An extremely interesting intellectual aspect of automatic writing is given, from the other side, by F. W. H. Myers in Miss Cummins' "The Road to Immortality":

"The inner mind-wrote Myers on the second occasion on which he purported to write through Miss Cummins-is very difficult to deal with from this side. We impress it with our message. We never impress the brain of the medium directly. That is out of the question. But the inner mind receives our message and sends it on to the brain. The, brain is a mere mechanism. The inner mind is like soft wax, it receives our thoughts, their whole content, but it must produce the words that clothe it. That is what makes cross-correspondence so very difficult. We may succeed in sending the thought through, but the actual words depend largely on the inner mind's content, on what words will frame the thought. If I am to send half a sentence through one medium and half through another I can only send the same thought with the suggestion that a part of it will come through one medium and a part through another."

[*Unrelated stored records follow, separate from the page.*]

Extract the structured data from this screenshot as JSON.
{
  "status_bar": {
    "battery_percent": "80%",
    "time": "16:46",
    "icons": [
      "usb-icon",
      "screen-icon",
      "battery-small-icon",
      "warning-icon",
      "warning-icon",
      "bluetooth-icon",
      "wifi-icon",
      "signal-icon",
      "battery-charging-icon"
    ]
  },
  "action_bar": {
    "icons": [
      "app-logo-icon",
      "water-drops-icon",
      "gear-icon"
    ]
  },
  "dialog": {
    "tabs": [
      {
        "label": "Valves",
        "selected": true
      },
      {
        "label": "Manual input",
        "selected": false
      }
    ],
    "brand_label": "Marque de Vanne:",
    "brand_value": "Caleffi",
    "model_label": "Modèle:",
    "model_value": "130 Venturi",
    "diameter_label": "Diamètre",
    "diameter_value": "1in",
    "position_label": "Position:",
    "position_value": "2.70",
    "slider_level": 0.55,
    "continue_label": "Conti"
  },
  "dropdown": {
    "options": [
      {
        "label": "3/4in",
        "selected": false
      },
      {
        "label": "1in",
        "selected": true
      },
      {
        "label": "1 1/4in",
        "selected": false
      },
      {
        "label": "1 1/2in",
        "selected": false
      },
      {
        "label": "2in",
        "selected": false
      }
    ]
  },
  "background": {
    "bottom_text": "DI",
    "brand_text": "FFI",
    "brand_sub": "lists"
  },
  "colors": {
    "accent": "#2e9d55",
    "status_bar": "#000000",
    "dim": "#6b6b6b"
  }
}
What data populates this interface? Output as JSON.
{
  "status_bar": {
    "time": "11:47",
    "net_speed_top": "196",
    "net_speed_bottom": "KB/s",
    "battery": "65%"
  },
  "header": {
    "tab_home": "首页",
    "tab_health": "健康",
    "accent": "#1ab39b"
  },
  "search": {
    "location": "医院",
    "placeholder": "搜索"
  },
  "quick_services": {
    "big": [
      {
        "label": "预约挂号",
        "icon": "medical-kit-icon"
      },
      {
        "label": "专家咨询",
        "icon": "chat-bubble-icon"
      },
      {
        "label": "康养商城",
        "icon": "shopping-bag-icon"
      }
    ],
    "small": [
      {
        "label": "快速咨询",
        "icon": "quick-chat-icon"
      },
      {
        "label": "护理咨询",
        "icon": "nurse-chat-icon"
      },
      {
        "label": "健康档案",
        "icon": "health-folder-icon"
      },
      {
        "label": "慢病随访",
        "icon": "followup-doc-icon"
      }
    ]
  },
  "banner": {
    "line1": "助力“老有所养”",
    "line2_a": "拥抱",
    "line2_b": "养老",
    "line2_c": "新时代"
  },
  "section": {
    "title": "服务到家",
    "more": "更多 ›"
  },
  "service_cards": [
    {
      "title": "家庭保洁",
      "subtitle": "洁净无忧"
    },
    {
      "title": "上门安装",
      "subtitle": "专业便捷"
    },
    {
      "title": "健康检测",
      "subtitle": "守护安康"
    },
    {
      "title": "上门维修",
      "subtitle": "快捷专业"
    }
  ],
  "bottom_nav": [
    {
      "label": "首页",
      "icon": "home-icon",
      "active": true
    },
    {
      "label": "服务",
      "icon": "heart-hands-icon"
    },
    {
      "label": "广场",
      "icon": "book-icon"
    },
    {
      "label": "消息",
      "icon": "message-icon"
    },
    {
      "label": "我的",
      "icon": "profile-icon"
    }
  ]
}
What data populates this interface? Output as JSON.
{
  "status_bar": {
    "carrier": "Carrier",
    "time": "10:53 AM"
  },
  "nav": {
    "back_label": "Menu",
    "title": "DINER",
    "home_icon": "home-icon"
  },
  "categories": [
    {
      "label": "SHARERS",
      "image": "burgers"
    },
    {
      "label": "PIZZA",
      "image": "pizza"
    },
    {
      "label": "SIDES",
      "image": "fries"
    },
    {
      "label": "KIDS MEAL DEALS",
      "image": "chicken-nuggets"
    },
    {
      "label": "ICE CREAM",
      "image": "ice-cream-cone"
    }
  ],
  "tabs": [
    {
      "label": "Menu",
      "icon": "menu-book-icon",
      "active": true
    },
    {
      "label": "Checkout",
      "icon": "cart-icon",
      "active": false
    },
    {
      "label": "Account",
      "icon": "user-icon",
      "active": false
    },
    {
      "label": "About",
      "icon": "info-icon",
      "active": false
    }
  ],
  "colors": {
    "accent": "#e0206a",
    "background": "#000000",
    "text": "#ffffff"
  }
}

The explanation may have been very true in the case of Miss Cummins, yet it need not have general application. She was conscious of the use of her brain by someone else.

"Soon I am in a condition of half-sleep-she writes in her introduction to The Road to Immortality-a kind of dream-state that yet, in its peculiar way, has more illumination than one's waking state. I have at times distinctly the sensation of a dreamer who has no conscious creative control over the ideas that are being formulated in words. I am a mere listener, and through my stillness and passivity I lend my aid to the stranger who is speaking. It is hard to put such a psychological condition into words. I have the consciousness that my brain is being used by a stranger all the time. It is just as if an endless telegram is being tapped out on it."

Like any other mediumistic faculty, automatic writing may appear at a very early age. Mr. Wason, a well-known Spiritualist from Liverpool, has seen the six months old son of Mrs. Kate Fox-Jencken, write: "I love this little child. God bless him. Advise his father to go back to London on Monday by all means -Susan." Susan was the name of Mr. Wason's wife. Myers and Hodgson saw a girl of four write the words "Your Aunt Emma." Celina ' a child of three and a half, wrote in the presence of Drs. Dussart and Broquet: "I am glad to manifest through a charming little medium of three and a half who promises well. Promise me not to neglect her."